(2026-04) How Strong is the FO-Calypse, Really Instantiating Plaintext-Checking Oracles against Masked Software Implementations of ML-KEM
2026-04-20
Side-channel attacks exploiting Plaintext-Checking Oracles (PCOs) instantiated thanks to the leakage of the re-encryption step taking place during decapsulation are a well-known weakness of ML-KEM. An already wide literature investigated how to efficiently exploit such oracles, leading to easy (full) key recoveries. Somewhat surprisingly, the investigation of how to best instantiate PCOs against ML-KEM's most leaking operations is less investigated, in particular when it comes to quantitative evaluations against concrete masked implementations. In this paper, we first remedy this lack by systematically instantiating PCOs against three open source masked software implementations of the Keccak function used in ML-KEM, based on different masking techniques and programming styles.
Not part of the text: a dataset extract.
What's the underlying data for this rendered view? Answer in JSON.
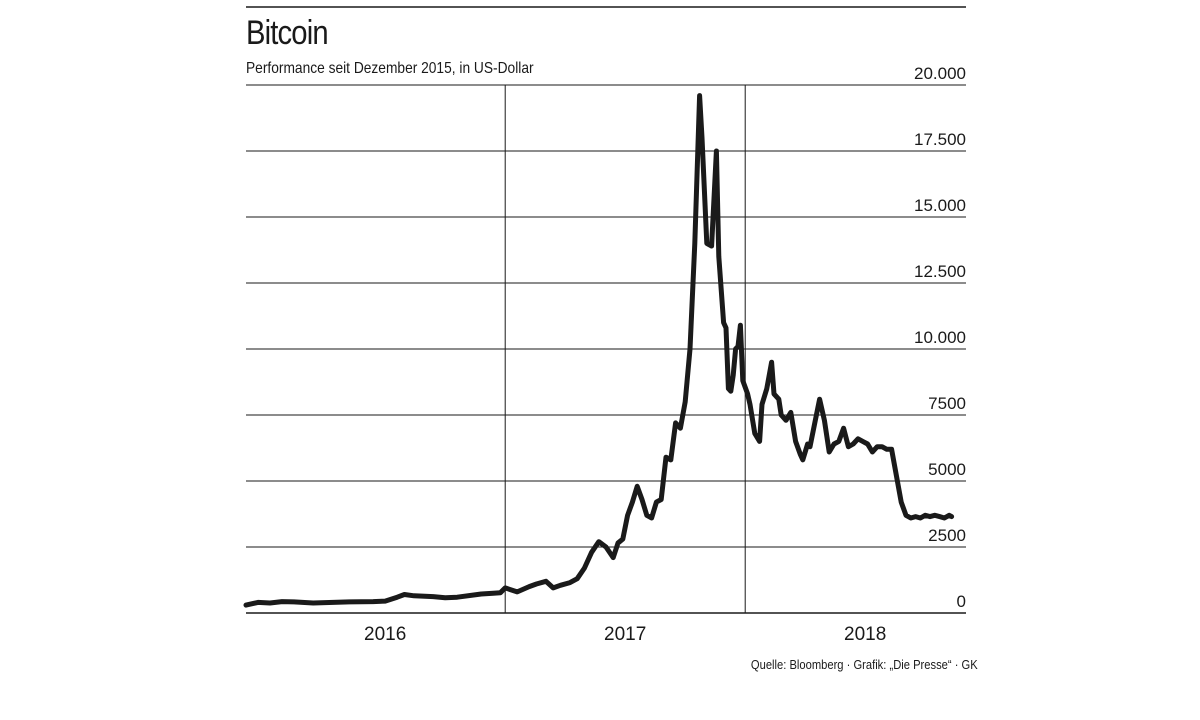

We evaluate the accuracy of PCOs for increasing number of shares using state-of-the-art profiled attacks against ARM Cortex-M4 implementations, and succeed obtaining high accuracy for up to 7 shares by leveraging the leakage of approximately 50 ML-KEM executions only. Doing so, we confirm the ``computing more implies leaking more'' adage and conclude that enforcing high security levels on such platforms will not be affordable. Next, we consolidate recent solutions for exploiting PCOs. For this purpose, we start by introducing a simple, concrete and re-usable model for PCOs targeting masked implementations of Keccak. We follow by clarifying that approaches based on hard decisions are suboptimal compared to soft (probabilistic) ones. We finally open a study of how to best exploit the adversary's computational power in a security evaluation. We show that (even naive) lattice based attacks are a promising approach for this purpose, leaving the design of a generic estimator that could efficiently leverage physical (side-channel) information as an interesting research direction.